The president's job approval rating has dropped during a year marked by a botched healthcare rollout and stalled legislative initiatives at the start of his second term.
Clinton earned the top spot among most admired women for the 12th consecutive year and 18th time overall, more than any other woman in the poll's history.
Fifteen percent of Americans surveyed gave the former first lady and U.S. senator the highest ranking, down from 21 percent who named her as the most admired woman last year, the poll showed.
Gallup said its data came from a poll of 1,031 adults between Dec. 5 and 8, and had a margin of error of plus or minus 4 percentage points.

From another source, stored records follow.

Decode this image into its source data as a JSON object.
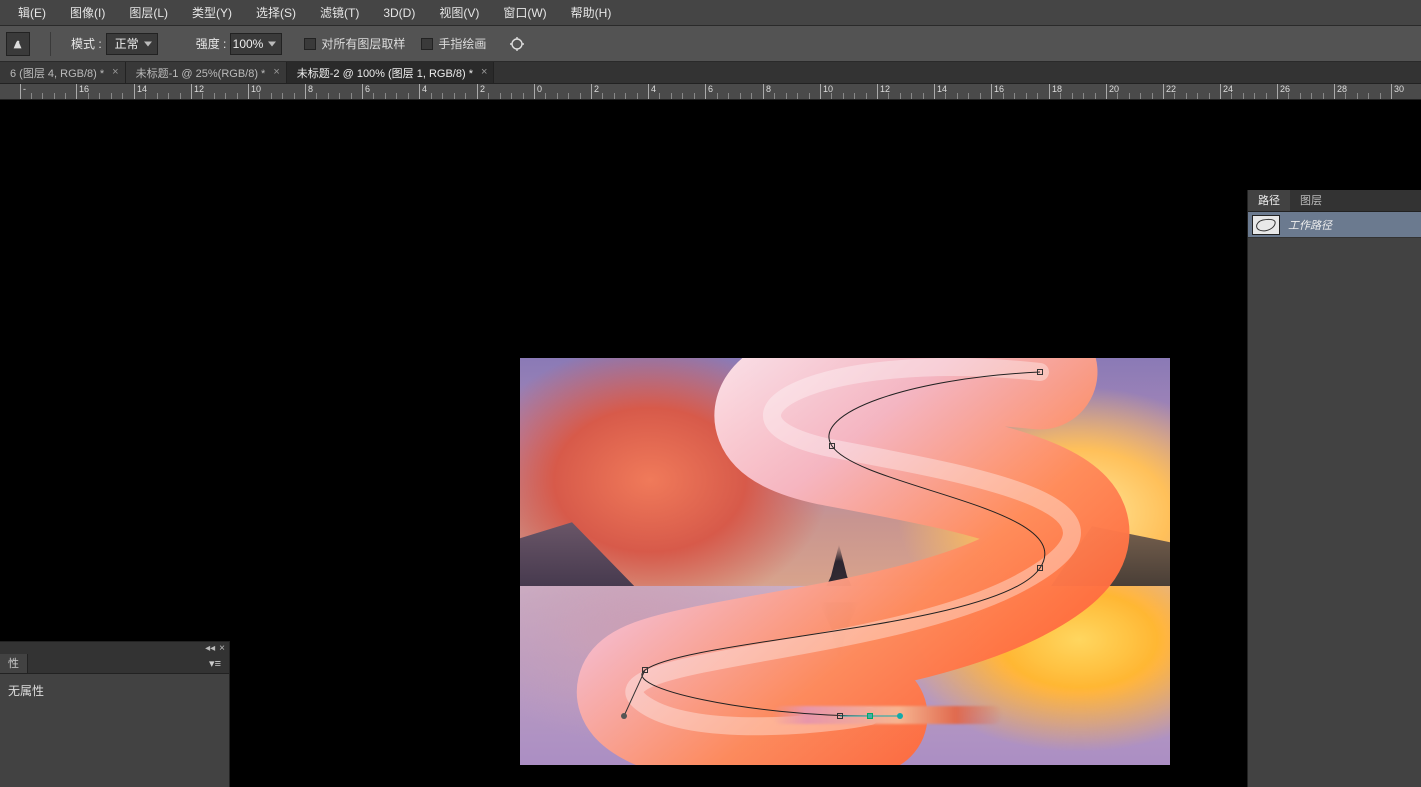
{
  "menu": {
    "items": [
      "辑(E)",
      "图像(I)",
      "图层(L)",
      "类型(Y)",
      "选择(S)",
      "滤镜(T)",
      "3D(D)",
      "视图(V)",
      "窗口(W)",
      "帮助(H)"
    ]
  },
  "options": {
    "mode_label": "模式 :",
    "mode_value": "正常",
    "strength_label": "强度 :",
    "strength_value": "100%",
    "sample_all_label": "对所有图层取样",
    "finger_paint_label": "手指绘画"
  },
  "tabs": [
    {
      "title": "6 (图层 4, RGB/8) *",
      "active": false
    },
    {
      "title": "未标题-1 @ 25%(RGB/8) *",
      "active": false
    },
    {
      "title": "未标题-2 @ 100% (图层 1, RGB/8) *",
      "active": true
    }
  ],
  "ruler": {
    "majors": [
      {
        "px": 20,
        "label": "-"
      },
      {
        "px": 76,
        "label": "16"
      },
      {
        "px": 134,
        "label": "14"
      },
      {
        "px": 191,
        "label": "12"
      },
      {
        "px": 248,
        "label": "10"
      },
      {
        "px": 305,
        "label": "8"
      },
      {
        "px": 362,
        "label": "6"
      },
      {
        "px": 419,
        "label": "4"
      },
      {
        "px": 477,
        "label": "2"
      },
      {
        "px": 534,
        "label": "0"
      },
      {
        "px": 591,
        "label": "2"
      },
      {
        "px": 648,
        "label": "4"
      },
      {
        "px": 705,
        "label": "6"
      },
      {
        "px": 763,
        "label": "8"
      },
      {
        "px": 820,
        "label": "10"
      },
      {
        "px": 877,
        "label": "12"
      },
      {
        "px": 934,
        "label": "14"
      },
      {
        "px": 991,
        "label": "16"
      },
      {
        "px": 1049,
        "label": "18"
      },
      {
        "px": 1106,
        "label": "20"
      },
      {
        "px": 1163,
        "label": "22"
      },
      {
        "px": 1220,
        "label": "24"
      },
      {
        "px": 1277,
        "label": "26"
      },
      {
        "px": 1334,
        "label": "28"
      },
      {
        "px": 1391,
        "label": "30"
      }
    ]
  },
  "properties_panel": {
    "tab_label": "性",
    "body_text": "无属性"
  },
  "paths_panel": {
    "tabs": [
      "路径",
      "图层"
    ],
    "active_tab": 0,
    "items": [
      {
        "name": "工作路径"
      }
    ]
  }
}
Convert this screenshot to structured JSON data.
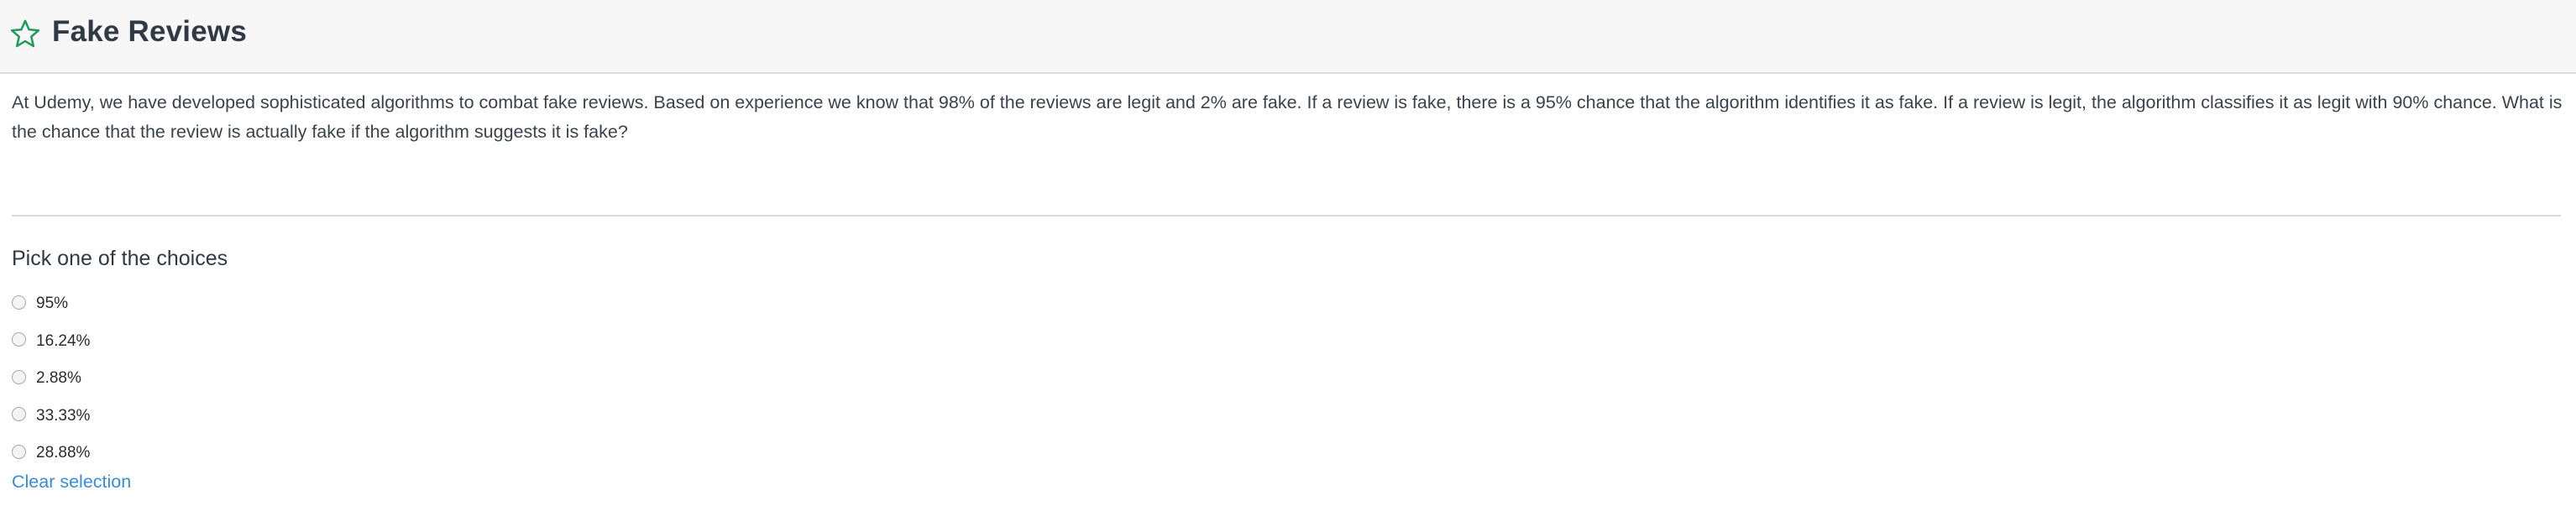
{
  "header": {
    "title": "Fake Reviews",
    "icon": "star-outline-icon",
    "icon_color": "#1e9c5a"
  },
  "question": {
    "text": "At Udemy, we have developed sophisticated algorithms to combat fake reviews. Based on experience we know that 98% of the reviews are legit and 2% are fake. If a review is fake, there is a 95% chance that the algorithm identifies it as fake. If a review is legit, the algorithm classifies it as legit with 90% chance. What is the chance that the review is actually fake if the algorithm suggests it is fake?"
  },
  "answer": {
    "prompt": "Pick one of the choices",
    "choices": [
      {
        "label": "95%"
      },
      {
        "label": "16.24%"
      },
      {
        "label": "2.88%"
      },
      {
        "label": "33.33%"
      },
      {
        "label": "28.88%"
      }
    ],
    "clear_label": "Clear selection",
    "link_color": "#3b8ad9"
  }
}
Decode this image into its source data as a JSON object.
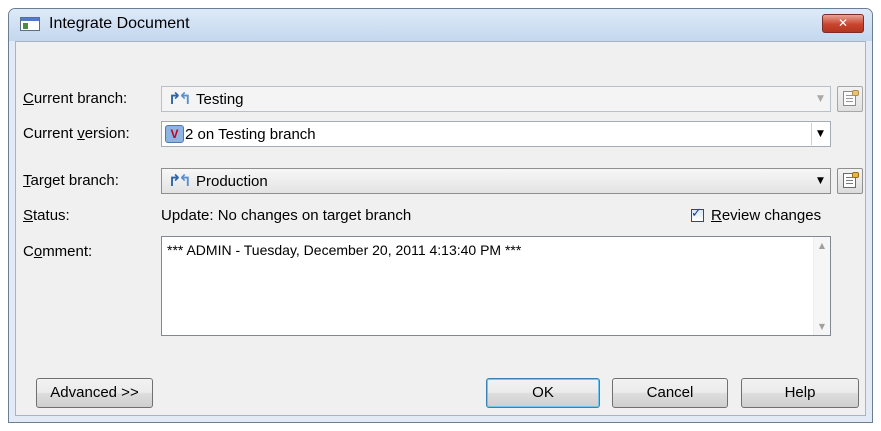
{
  "dialog": {
    "title": "Integrate Document",
    "close_glyph": "✕"
  },
  "current_branch": {
    "label_access_key": "C",
    "label_rest": "urrent branch:",
    "icon": "branch-icon",
    "value": "Testing"
  },
  "current_version": {
    "label_before": "Current ",
    "label_access_key": "v",
    "label_after": "ersion:",
    "icon": "version-icon",
    "icon_glyph": "V",
    "value": "2 on Testing branch"
  },
  "target_branch": {
    "label_access_key": "T",
    "label_rest": "arget branch:",
    "icon": "branch-icon",
    "value": "Production"
  },
  "status": {
    "label_access_key": "S",
    "label_rest": "tatus:",
    "value": "Update: No changes on target branch"
  },
  "review_changes": {
    "checked": true,
    "check_glyph": "✓",
    "label_access_key": "R",
    "label_rest": "eview changes"
  },
  "comment": {
    "label_before": "C",
    "label_access_key": "o",
    "label_after": "mment:",
    "text": "*** ADMIN - Tuesday, December 20, 2011 4:13:40 PM ***"
  },
  "glyphs": {
    "dropdown": "▼",
    "scroll_up": "▲",
    "scroll_down": "▼",
    "branch": "↱↰"
  },
  "buttons": {
    "advanced": "Advanced >>",
    "ok": "OK",
    "cancel": "Cancel",
    "help": "Help"
  }
}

Other men named to the list included former U.S. presidents George W. Bush, Bill Clinton and Jimmy Carter; Pope Francis and the Reverend Billy Graham; actor and director Clint Eastwood; Microsoft Corp co-founder and philanthropist Bill Gates; U.S. Senator Ted Cruz of Texas and former Republican presidential candidates Mitt Romney and Ron Paul.
The women who finished behind Hillary Clinton included talk show host Oprah Winfrey, first lady Michelle Obama, former Alaska Governor Sarah Palin, former Secretary of State Condoleezza Rice and actress Angelina Jolie.
Also on the list were Malala Yousafzai, the Pakistani teenager shot in the head by the Taliban for demanding education for girls; German Chancellor Angela Merkel, and Britain's Queen Elizabeth and Duchess of Cambridge, Kate Middleton.